Defines stratifications and their interaction by:

 • Age

 • Comorbidity and/or population risk group

 • Organ involvement (smear-positive pulmonary, smear-negative pulmonary and extrapulmonary)a

 • Drug resistance of infecting straina

 • Health system qualitya

Sets inter-compartmental flows, for:

 • Ageing

 • Natural progression through stages of infection and disease

 • Detection (by each stratum of health system quality, if applicable)

 • Drug resistance status assignment by health system

Implements interventions selected from scenarios requested in Graphical user interface

 • Estimates economics of interventions using logistic cost-coverage curves and population sizes

General transmission dynamic model

Defines fundamental structures of transmission dynamic model which are not pathogen-specific (i.e. components common to any deterministic, compartmental, ordinary differential equation-based model of population-level infectious disease transmission), including:

 • Compartments

 • Inter-compartmental flows

 • Fixed parameters

 • Variables to be updated at each integration time step

Output modules

Creates Word™ and Excel™ tables of epidemiological and economic outputs and graphical (PNG) figures to illustrate:

 • Compartmental model structure (using “graphviz” repository)

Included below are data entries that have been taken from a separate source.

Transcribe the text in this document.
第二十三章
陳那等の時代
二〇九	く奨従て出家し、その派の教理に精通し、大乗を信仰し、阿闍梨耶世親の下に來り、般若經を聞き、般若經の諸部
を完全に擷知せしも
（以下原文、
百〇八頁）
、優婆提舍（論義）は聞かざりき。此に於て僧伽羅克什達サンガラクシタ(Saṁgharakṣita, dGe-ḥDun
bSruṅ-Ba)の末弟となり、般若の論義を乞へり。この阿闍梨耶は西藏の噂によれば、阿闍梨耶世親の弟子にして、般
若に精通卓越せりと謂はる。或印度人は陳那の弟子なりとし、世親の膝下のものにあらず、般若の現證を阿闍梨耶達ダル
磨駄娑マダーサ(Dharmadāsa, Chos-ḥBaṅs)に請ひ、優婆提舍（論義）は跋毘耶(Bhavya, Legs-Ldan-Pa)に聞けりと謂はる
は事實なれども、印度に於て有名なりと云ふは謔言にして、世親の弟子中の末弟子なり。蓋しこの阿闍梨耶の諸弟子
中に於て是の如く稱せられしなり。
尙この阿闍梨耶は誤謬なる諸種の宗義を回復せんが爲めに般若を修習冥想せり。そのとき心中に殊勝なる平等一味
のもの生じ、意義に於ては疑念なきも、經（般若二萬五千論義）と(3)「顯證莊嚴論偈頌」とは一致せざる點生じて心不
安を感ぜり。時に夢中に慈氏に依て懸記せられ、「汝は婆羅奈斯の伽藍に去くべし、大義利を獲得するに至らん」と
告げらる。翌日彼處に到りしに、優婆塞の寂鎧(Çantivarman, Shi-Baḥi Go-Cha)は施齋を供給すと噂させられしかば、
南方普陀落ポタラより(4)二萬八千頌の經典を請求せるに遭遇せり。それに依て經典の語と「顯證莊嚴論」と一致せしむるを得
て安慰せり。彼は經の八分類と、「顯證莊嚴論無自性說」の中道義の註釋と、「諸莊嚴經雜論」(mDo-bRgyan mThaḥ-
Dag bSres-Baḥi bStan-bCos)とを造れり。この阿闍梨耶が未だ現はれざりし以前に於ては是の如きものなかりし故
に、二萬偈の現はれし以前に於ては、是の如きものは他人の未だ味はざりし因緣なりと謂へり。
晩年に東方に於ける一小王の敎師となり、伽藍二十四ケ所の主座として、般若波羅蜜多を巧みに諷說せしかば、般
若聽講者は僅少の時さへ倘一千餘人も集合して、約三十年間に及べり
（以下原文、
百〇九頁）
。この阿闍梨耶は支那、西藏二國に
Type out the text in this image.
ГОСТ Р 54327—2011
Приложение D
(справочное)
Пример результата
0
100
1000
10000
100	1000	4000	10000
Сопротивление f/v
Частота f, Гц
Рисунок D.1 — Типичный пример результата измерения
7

 • Time-variant parameters, including fit to input data (see Fig. 3)

 • Other illustrations of epidemiological implementation of interventions

   e.g. visualisation of matrix of population mixing

 • Aggregate model outputs compared to Global TB Report estimates, for:

   Scenarios

   Uncertainty (see Fig. 4)

 • Model outputs by risk groups

 • Optimised funding distribution across interventions

  1. aNote that not all types of stratification apply to all compartments (e.g. susceptible population not stratified by drug resistance of infecting organism), see Fig. 2. bThis module is not a stand-alone class, but instead inherits general methods from the General transmission dynamic model module, adding TB-specific methods to the class. Abbreviations: TB, tuberculosis; PNG, portable network graphics; UNICEF, The United Nations International Children’s Emergency Fund; WHO, World Health Organization.